Julia Soto sacó varias libretas de una mochila.

– Estaban dentro de éste, que es donde llevaba las cuentas del Santiago. Por si les pueden servir, les he traído los otros. El del Alhambra y éste, que es en el que mi padre llevaba las cuentas de la familia.

– ¿Y su padre no mencionó nunca estas cartas de amenaza?.

– Para nada.

– Tampoco las denunció -intervino Fischer-, de lo contrario habríamos encontrado la entrada correspondiente en el ordenador.

Los policías volvieron a examinar las cartas ordenadas sobre el escritorio de Cornelia.

– Por el lenguaje y un par de faltas bastante flagrantes en la declinación, yo diría que estas cartas no las ha escrito un alemán.
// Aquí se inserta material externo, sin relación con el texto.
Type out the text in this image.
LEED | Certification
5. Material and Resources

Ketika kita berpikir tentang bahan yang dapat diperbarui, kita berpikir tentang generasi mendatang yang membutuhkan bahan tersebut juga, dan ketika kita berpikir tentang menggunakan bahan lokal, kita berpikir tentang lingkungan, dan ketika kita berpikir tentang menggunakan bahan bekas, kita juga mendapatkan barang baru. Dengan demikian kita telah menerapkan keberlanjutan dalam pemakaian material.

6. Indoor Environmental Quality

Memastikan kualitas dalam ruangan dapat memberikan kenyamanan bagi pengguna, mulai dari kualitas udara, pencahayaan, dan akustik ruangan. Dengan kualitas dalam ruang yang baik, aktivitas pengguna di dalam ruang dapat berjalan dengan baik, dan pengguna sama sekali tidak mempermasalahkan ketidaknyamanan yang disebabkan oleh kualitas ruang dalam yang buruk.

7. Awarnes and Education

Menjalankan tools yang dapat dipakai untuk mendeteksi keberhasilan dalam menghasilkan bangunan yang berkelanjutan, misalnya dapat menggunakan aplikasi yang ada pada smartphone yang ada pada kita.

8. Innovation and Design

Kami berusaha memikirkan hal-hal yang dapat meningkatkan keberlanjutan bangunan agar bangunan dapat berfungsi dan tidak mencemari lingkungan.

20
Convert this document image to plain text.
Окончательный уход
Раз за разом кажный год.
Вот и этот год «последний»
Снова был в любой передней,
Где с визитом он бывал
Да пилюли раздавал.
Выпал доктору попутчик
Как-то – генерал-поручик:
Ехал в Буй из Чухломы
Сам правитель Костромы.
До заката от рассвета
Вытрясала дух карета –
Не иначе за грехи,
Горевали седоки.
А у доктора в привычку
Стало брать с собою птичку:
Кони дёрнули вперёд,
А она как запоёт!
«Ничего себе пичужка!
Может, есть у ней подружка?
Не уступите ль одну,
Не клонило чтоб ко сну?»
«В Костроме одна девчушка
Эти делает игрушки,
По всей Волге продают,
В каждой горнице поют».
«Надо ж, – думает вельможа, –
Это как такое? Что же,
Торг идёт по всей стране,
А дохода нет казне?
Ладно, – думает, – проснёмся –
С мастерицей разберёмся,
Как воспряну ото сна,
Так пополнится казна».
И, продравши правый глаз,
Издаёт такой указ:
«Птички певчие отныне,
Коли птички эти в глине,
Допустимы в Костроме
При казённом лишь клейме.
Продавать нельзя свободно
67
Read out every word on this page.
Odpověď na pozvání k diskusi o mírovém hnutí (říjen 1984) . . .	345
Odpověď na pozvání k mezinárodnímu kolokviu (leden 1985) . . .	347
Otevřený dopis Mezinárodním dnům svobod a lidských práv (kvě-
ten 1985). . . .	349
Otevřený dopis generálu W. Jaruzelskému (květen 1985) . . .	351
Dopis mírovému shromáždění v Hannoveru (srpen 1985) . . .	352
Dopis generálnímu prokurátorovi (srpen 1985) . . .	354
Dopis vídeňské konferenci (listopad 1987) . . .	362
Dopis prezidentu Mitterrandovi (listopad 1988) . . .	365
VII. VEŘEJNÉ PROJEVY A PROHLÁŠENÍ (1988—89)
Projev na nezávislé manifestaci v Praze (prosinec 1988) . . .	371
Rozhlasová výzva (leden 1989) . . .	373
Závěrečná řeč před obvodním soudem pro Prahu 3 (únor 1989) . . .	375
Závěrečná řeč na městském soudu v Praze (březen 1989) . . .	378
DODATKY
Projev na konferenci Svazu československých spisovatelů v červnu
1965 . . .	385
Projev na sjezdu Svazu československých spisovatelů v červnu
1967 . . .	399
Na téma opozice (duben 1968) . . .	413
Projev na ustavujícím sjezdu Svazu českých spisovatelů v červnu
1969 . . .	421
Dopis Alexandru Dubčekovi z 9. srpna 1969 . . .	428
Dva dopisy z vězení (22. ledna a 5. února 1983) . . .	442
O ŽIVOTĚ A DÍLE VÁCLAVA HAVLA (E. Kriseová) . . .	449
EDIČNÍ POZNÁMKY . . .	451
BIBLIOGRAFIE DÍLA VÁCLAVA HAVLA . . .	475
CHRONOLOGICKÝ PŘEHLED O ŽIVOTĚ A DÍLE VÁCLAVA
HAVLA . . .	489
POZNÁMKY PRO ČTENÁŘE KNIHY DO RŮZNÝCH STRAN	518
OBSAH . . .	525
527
– Podríamos consultar a uno de los peritos lingüísticos. Quizás analizando las faltas de ortografía pueden averiguar de dónde son los autores -propuso Müller.

Fischer leyó los textos una vez más.

– Me temo que es poco texto y muy repetitivo.

– Lo intentaremos de todos modos -intervino Cornelia-. Haga llegar una copia a los expertos. Veamos, el Santiago es el restaurante que está en el Westend.

– Que yo sepa -comentó Müller-, el barrio está limpio de bandas.

– Igualmente habrá que comprobarlo -replicó Fischer.

Enfrente, Julia Soto los observaba acurrucada en la silla, sin saber que estaba presenciando los últimos coletazos de la pugna sorda entre los dos hombres. Más bien parecía esperar que las especulaciones de los policías fueran a dar de súbito con la revelación del autor de esas cartas. Pero lo único que los policías tenían eran más preguntas. Cornelia intentó plantearlas con delicadeza.

– Todo lo que vamos averiguando confirma que su padre era una persona muy querida y apreciada, pero también exitosa y esto despierta envidias o la codicia ajena. ¿No mencionó nunca que se sintiera amenazado?